Model fulfills polyconvexity, ensuring stability.

Demonstrates excellent generalization on complex materials.

Applicable to various material symmetries and behaviors.

Abstract

In the present work, a machine learning based constitutive model for electro-mechanically coupled material behavior at finite deformations is proposed. Using different sets of invariants as inputs, an internal energy density is formulated as a convex neural network. In this way, the model fulfills the polyconvexity condition which ensures material stability, as well as thermodynamic consistency, objectivity, material symmetry, and growth conditions. Depending on the considered invariants, this physics-augmented machine learning model can either be applied for compressible or nearly incompressible material behavior, as well as for arbitrary material symmetry classes.
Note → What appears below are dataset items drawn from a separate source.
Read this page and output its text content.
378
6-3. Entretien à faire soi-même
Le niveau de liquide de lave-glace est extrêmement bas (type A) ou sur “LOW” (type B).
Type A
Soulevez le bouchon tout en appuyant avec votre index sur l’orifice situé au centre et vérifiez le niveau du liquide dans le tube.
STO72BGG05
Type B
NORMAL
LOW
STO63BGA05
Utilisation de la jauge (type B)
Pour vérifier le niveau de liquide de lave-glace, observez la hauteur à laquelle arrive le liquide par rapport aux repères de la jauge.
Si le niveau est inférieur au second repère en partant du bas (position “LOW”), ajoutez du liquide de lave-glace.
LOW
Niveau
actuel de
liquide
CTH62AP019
The applicability and versatility of the approach is demonstrated by calibrating it on transversely isotropic data generated with an analytical potential, as well as for the effective constitutive modeling of an analytically homogenized, transversely isotropic rank-one laminate composite and a numerically homogenized cubic metamaterial. These examinations show the excellent generalization properties that physics-augmented neural networks offer also for multi-physical material modeling such as nonlinear electro-elasticity.